The only wrong which an inventor can sustain in respect to his entirely undisclosed inventions, is that by which his secret is wrested from him against his will. This wrong may be committed either by force or fraud. Through physical compulsion, in the form of violence or threats, he may be driven to divulge the idea which he would otherwise have concealed, and be thus deprived of that exclusive knowledge which rendered his property in this idea secure. Or by a forcible invasion of his premises, or the asportation of the device in which his idea is embodied, the same result may be effected. Or by deceit and imposition he may be induced to yield the secret which he intended to preserve, and lose beyond recovery that dominion over it which, in the nature of things, was previously his.

The remedies for this wrong, in whatever way it may be committed, must be sought in the local courts having jurisdiction over the defendant, and in the ordinary forms of civil or equity procedure. The tort involved in either of its methods calls for compensation in damages, which are to be measured by the ordinary rules followed in other civil actions, and into which the violation of the inventor's secret may enter as a necessary element. The power which the wrong-doer has acquired to work him further injury through the possession and employment of his idea of means demands the interference of a Court of Equity, enjoining the defendant against the use of the invention and the communication of its principles to others.

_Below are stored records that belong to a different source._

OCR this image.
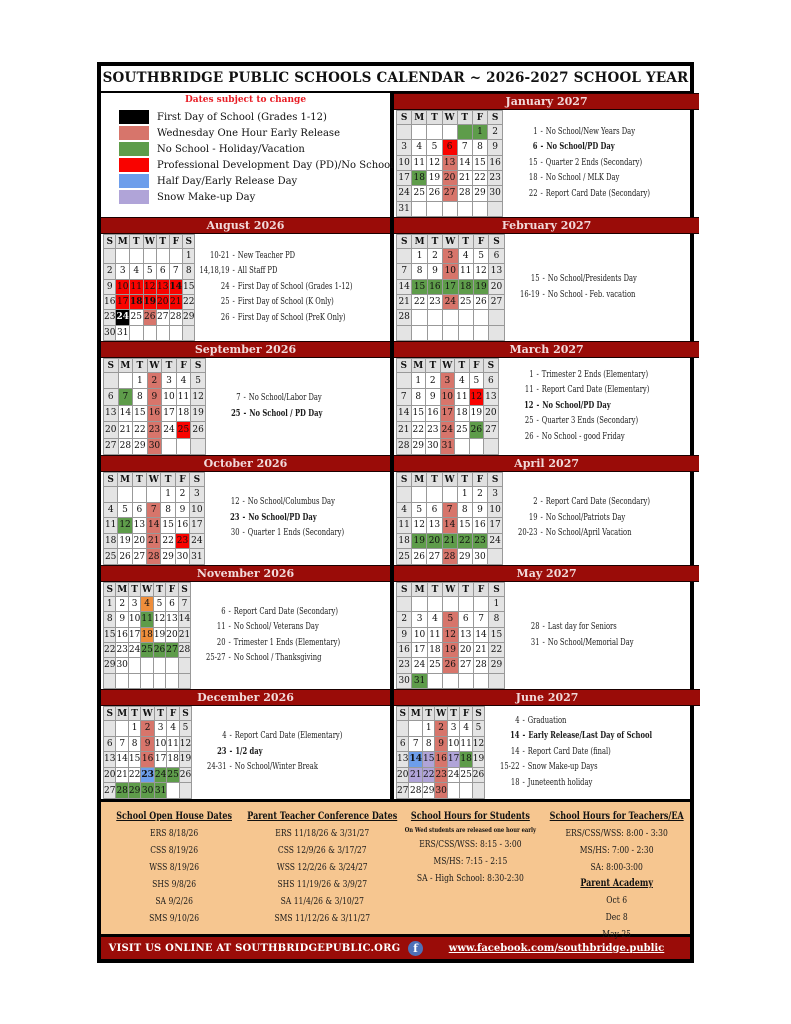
SOUTHBRIDGE PUBLIC SCHOOLS CALENDAR ~ 2026-2027 SCHOOL YEAR
Dates subject to change
First Day of School (Grades 1-12)
Wednesday One Hour Early Release
No School - Holiday/Vacation
Professional Development Day (PD)/No School
Half Day/Early Release Day
Snow Make-up Day
January 2027
S	M	T	W	T	F	S
					1	2
3	4	5	6	7	8	9
10	11	12	13	14	15	16
17	18	19	20	21	22	23
24	25	26	27	28	29	30
31						
1 - No School/New Years Day
6 - No School/PD Day
15 - Quarter 2 Ends (Secondary)
18 - No School / MLK Day
22 - Report Card Date (Secondary)
August 2026
S	M	T	W	T	F	S
						1
2	3	4	5	6	7	8
9	10	11	12	13	14	15
16	17	18	19	20	21	22
23	24	25	26	27	28	29
30	31					
10-21 - New Teacher PD
14,18,19 - All Staff PD
24 - First Day of School (Grades 1-12)
25 - First Day of School (K Only)
26 - First Day of School (PreK Only)
February 2027
S	M	T	W	T	F	S
	1	2	3	4	5	6
7	8	9	10	11	12	13
14	15	16	17	18	19	20
21	22	23	24	25	26	27
28						

15 - No School/Presidents Day
16-19 - No School - Feb. vacation
September 2026
S	M	T	W	T	F	S
		1	2	3	4	5
6	7	8	9	10	11	12
13	14	15	16	17	18	19
20	21	22	23	24	25	26
27	28	29	30			
7 - No School/Labor Day
25 - No School / PD Day
March 2027
S	M	T	W	T	F	S
	1	2	3	4	5	6
7	8	9	10	11	12	13
14	15	16	17	18	19	20
21	22	23	24	25	26	27
28	29	30	31			
1 - Trimester 2 Ends (Elementary)
11 - Report Card Date (Elementary)
12 - No School/PD Day
25 - Quarter 3 Ends (Secondary)
26 - No School - good Friday
October 2026
S	M	T	W	T	F	S
				1	2	3
4	5	6	7	8	9	10
11	12	13	14	15	16	17
18	19	20	21	22	23	24
25	26	27	28	29	30	31
12 - No School/Columbus Day
23 - No School/PD Day
30 - Quarter 1 Ends (Secondary)
April 2027
S	M	T	W	T	F	S
				1	2	3
4	5	6	7	8	9	10
11	12	13	14	15	16	17
18	19	20	21	22	23	24
25	26	27	28	29	30	
2 - Report Card Date (Secondary)
19 - No School/Patriots Day
20-23 - No School/April Vacation
November 2026
S	M	T	W	T	F	S
1	2	3	4	5	6	7
8	9	10	11	12	13	14
15	16	17	18	19	20	21
22	23	24	25	26	27	28
29	30					

6 - Report Card Date (Secondary)
11 - No School/ Veterans Day
20 - Trimester 1 Ends (Elementary)
25-27 - No School / Thanksgiving
May 2027
S	M	T	W	T	F	S
						1
2	3	4	5	6	7	8
9	10	11	12	13	14	15
16	17	18	19	20	21	22
23	24	25	26	27	28	29
30	31					
28 - Last day for Seniors
31 - No School/Memorial Day
December 2026
S	M	T	W	T	F	S
		1	2	3	4	5
6	7	8	9	10	11	12
13	14	15	16	17	18	19
20	21	22	23	24	25	26
27	28	29	30	31		
4 - Report Card Date (Elementary)
23 - 1/2 day
24-31 - No School/Winter Break
June 2027
S	M	T	W	T	F	S
		1	2	3	4	5
6	7	8	9	10	11	12
13	14	15	16	17	18	19
20	21	22	23	24	25	26
27	28	29	30			
4 - Graduation
14 - Early Release/Last Day of School
14 - Report Card Date (final)
15-22 - Snow Make-up Days
18 - Juneteenth holiday
School Open House Dates
ERS 8/18/26
CSS 8/19/26
WSS 8/19/26
SHS 9/8/26
SA 9/2/26
SMS 9/10/26
Parent Teacher Conference Dates
ERS 11/18/26 & 3/31/27
CSS 12/9/26 & 3/17/27
WSS 12/2/26 & 3/24/27
SHS 11/19/26 & 3/9/27
SA 11/4/26 & 3/10/27
SMS 11/12/26 & 3/11/27
School Hours for Students
On Wed students are released one hour early
ERS/CSS/WSS: 8:15 - 3:00
MS/HS: 7:15 - 2:15
SA - High School: 8:30-2:30
School Hours for Teachers/EA
ERS/CSS/WSS: 8:00 - 3:30
MS/HS: 7:00 - 2:30
SA: 8:00-3:00
Parent Academy
Oct 6
Dec 8
May 25
VISIT US ONLINE AT SOUTHBRIDGEPUBLIC.ORG	f	www.facebook.com/southbridge.public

By these remedies, although the secret cannot be restored to the inventor nor the knowledge of it be obliterated from the memory of the wrong-doer, the disastrous consequences of the wrong to the inventor may be averted, and his practical enjoyment of his property be henceforth secured.

The rights of an inventor in a secret invention, confidentially communicated to others, are capable of violation either on the part of those to whom it has never been disclosed by the inventor or on the part of those to whom he has entrusted it. With reference to the first class of persons it is still an entire secret, the knowledge of which they can obtain only by force or fraud. The wrongful acts by which they acquire possession of the secret are, therefore, as was stated in a preceding paragraph, torts to be compensated for in an action at law for damages, while the practical enjoyment of the stolen secret is prevented by injunction. With reference to the second class of persons the invention, though no longer secret, is known only for certain definite purposes, within the scope of which their employment of their knowledge must be confined. Any use of their knowledge for a different purpose, and any communication of it to others beyond the limits of the authority conferred upon them by the inventor, is a breach of trust, and an invasion of the rights expressly or impliedly reserved to him in the disclosure through which their own knowledge of the invention was obtained.

216. GRAY, J., in Peabody v. Norfolk (1868. 98 Mass. 452). It is the policy of the law, for the advantage of the public, to encourage and protect invention and commercial enterprise. If a man establishes a business and makes it valuable by his skill and attention, the good will of that business is recognized by the law as property. If he adopts and publicly uses a trademark, he has a remedy, either at law or in equity, against those who undertake to use it without his permission. If he makes a new and useful invention of any machine or composi

tion of matter, he may, upon filing in a public office a description which will enable an expert to understand and manufacture it, and this affording to all persons the means of ultimately availing themselves of it, obtain letters patent from the government securing to him its exclusive use and profit for a term of years. If he invents or discovers, and keeps secret, a process of manufacture, whether a proper subject for a patent or not, he has not indeed an exclusive right to it as against the public, or against those who in good faith acquire knowledge of it; but he has a property in it, which a Court of Chancery will protect against one who in violation of contract and breach of confidence undertakes to apply it to his own use, or to disclose it to third persons. The jurisdiction in equity to interfere by injunction to prevent such a breach of trust, when the injury would be irreparable and the remedy at law inadequate, is well established by authority.1

217. STONE v. GOSS

COURT OF ERRORS AND APPEALS OF NEW JERSEY. 1903

65 N. J. L. 756, 55 Atl. 736

APPEAL from Court of Chancery.

Bill by Albert H. Stone and others against John Goss and the Grasselli Chemical Company. Decree for complainants, and defendants appeal. Affirmed.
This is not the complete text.